Investment in Infrastructure Brings About Untold Economic Benefits
Apr 08, 2016
In recent years and months Chambers Ireland has repeatedly called for strategic investment in infrastructure. As part of our General Election manifesto, A Vision for 2021, we called on the next Government to be resolute in its commitment to secure and sustain our economic future and focus on the development of our capacity to grow. Capital investment is needed to ensure that economic development is experienced in all regions.
At the time of writing, negotiations on the formation of Government have broken down and the country continues to operate in a political vacuum. There will be no decisions on policy planning for infrastructure, planning reform or a National Planning Framework (NPF) until a new Government is in place.
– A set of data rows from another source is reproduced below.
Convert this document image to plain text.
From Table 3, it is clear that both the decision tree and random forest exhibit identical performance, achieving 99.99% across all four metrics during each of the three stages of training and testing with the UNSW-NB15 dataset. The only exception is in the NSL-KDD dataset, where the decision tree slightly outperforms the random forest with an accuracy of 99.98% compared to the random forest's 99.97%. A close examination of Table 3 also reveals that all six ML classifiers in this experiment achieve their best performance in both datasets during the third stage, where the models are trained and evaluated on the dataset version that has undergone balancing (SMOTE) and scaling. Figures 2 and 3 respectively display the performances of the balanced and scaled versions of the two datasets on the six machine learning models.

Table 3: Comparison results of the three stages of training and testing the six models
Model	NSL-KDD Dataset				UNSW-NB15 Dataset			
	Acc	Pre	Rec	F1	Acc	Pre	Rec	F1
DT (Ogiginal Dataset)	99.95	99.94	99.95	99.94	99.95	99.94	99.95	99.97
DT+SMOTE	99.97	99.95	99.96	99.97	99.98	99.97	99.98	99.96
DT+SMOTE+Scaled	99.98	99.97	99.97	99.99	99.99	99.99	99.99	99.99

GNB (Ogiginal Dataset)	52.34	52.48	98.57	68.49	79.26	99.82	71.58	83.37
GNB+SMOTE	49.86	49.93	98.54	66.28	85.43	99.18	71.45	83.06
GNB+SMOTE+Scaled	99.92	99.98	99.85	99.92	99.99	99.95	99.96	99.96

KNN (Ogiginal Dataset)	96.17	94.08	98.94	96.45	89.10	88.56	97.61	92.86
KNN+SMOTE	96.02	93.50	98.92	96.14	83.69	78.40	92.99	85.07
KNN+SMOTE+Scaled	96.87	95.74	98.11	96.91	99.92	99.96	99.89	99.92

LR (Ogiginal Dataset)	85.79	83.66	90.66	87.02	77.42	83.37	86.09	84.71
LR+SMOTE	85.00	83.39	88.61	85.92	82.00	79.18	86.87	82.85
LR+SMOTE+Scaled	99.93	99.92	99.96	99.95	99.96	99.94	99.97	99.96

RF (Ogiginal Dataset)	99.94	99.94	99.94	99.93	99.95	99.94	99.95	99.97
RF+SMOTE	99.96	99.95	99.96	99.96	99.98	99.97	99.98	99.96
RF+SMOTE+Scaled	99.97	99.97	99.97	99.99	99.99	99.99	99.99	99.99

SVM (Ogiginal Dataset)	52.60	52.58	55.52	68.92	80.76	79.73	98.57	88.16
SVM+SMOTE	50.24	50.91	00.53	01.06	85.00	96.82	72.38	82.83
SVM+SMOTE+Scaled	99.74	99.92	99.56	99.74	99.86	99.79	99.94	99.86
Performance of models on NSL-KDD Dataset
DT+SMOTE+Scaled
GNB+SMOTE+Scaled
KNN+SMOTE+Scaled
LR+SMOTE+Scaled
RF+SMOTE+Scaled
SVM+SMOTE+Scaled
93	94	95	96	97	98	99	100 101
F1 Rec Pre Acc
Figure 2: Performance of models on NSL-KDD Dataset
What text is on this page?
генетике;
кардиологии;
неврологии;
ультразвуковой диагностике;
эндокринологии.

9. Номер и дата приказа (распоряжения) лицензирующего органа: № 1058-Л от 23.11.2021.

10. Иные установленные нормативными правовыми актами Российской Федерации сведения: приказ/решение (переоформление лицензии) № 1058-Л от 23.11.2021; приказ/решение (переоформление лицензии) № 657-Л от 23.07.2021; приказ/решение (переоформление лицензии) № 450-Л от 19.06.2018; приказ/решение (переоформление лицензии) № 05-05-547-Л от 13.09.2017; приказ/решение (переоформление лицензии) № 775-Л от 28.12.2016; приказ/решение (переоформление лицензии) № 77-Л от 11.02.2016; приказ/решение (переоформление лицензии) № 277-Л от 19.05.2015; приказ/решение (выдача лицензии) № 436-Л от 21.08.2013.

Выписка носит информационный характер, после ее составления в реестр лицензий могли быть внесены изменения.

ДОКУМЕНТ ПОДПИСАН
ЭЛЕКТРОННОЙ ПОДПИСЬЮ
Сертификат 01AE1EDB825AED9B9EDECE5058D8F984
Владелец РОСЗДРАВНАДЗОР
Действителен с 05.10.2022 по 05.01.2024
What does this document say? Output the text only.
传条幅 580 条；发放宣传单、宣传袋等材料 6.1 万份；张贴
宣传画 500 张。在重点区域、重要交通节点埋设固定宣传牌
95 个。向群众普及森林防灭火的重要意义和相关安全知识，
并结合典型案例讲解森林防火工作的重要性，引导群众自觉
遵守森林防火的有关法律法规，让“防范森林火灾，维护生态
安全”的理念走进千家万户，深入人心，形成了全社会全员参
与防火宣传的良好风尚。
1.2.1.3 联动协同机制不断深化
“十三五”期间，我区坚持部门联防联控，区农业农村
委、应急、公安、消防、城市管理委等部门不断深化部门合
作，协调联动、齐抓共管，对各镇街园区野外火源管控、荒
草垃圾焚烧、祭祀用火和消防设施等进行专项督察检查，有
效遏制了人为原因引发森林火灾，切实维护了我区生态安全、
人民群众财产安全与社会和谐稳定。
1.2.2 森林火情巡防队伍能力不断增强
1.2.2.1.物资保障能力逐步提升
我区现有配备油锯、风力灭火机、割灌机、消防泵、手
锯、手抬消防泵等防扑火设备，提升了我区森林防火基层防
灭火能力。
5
Whatever the composition of this new Government, we will be pressing for the prioritisation of not just investment in infrastructure but for an efficient planning system and a NPF that addresses the need for economic growth across all regions.
It is in this context that yesterday we welcomed the announcement by DAA to progress plans to develop a second runway at Dublin Airport. This infrastructure development will bring multifaceted benefits to the national economy. Increasing capacity and connectivity at Dublin Airport doesn’t just benefit the Dublin region but the increased ability to create new international routes will open access to new markets for all Irish business. Increasing capacity will allow for further potential growth in the tourism sector as it will allow for increased passenger numbers therefore potential for greater numbers of overseas visitors.
Improving our national infrastructure also helps to secure our ability to retain and attract Foreign Direct Investment. When the next Government is in place we will be strongly urging investment in key infrastructure projects that can address the challenges of poor connectivity between our cities and that can support economic development and growth in all regions.